Milne was writing at a time when scientific archaeology was in its infancy, and it is largely thanks to archaeologists that we know so much more about the Picts than pre-20th century historians. That, and a decent slice of luck.

For in recent times there have been “lucky” finds of Pictish coins and silver. That is not an entirely new phenomenon, for back in 1819 in Largo in Fife, one of the largest ever hoards of Pictish silver was found buried in a Bronze Age barrow. It is known as the Norrie’s Law hoard and examples from it can be seen in the Royal Museum of Scotland whose experts have dated it to the 7th century.

The symbols carved in to the silver jewellery are all Pictish and echo those found on the Picts’ standing stones.

There was no true corroboration of the theory that the hoard was Pictish in origin until the Gaulcross hoard was “re-discovered” a few years ago and the 100-odd pieces of silver confirmed that the Picts created their own silver coinage, known as hack silver, from coins that were Roman in origin.

Even more remarkable in the 20th century was the discovery of the St Ninian’s Isle Treasure on the island of that name in Shetland, found by a local schoolboy, Douglas Coutts, while he was helping archaeologists from Aberdeen University on a dig in 1958. The hoard that was buried under a ruined church and clearly contained items of Anglo-Saxon and Pictish origin, suggesting that nobles from what is now England and the Picts traded or exchanged gifts up to the 9th century AD.

The find at Birnie in Moray in 1996 was also remarkable – detectorist Hamish Stuart found a hoard of Roman coins that dated to the late second century AD, proving that the Romans did indeed pay protection money to the Picts to keep them north of Romano-British settlements.

Studies of the Pictish standing stones have moved on in recent years and these monuments, some of which are undoubtedly gravestones, are beginning to give up their secrets, albeit slowly. Personally, I feel that if we crack the “code” of the inscriptions on the pre-Christian stones we will know so much more about the Picts, given that many symbols on the stones also appear on Pictish jewellery.

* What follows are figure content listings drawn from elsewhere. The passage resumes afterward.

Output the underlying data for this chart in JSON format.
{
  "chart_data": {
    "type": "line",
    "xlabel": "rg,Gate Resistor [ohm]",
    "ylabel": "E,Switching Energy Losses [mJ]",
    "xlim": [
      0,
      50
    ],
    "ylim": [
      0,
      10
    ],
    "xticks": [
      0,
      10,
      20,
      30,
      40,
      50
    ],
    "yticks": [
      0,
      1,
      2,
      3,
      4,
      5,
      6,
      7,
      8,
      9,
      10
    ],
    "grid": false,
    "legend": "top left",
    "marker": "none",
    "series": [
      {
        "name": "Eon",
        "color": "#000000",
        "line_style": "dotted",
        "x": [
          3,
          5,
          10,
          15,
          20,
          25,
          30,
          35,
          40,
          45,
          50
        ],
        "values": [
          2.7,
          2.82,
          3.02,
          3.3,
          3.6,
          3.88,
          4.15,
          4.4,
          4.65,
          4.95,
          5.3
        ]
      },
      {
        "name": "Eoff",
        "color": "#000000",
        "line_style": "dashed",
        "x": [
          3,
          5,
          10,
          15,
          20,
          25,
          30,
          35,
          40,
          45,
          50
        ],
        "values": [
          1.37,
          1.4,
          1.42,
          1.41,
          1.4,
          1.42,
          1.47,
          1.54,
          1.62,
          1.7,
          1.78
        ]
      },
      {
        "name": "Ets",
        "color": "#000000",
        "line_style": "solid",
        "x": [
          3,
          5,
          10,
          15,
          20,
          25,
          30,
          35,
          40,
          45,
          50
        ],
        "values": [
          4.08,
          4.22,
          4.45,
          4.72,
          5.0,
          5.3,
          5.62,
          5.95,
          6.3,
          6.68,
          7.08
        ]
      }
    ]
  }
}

The Burghead dig is really exciting because of the preservation of walls and rubbish pits by Viking fire. The Aberdeen team had already found a longhouse on the site and, as Noble said at the time: “This is important because Burghead is likely to have been one of the key royal centres of Northern Pictland and understanding the nature of settlement within the fort is key to understanding how power was materialised within these important fortified sites.”

So there is genuine hope that soon we may know more about the people who, in a very real sense, made modern Scotland what it is today.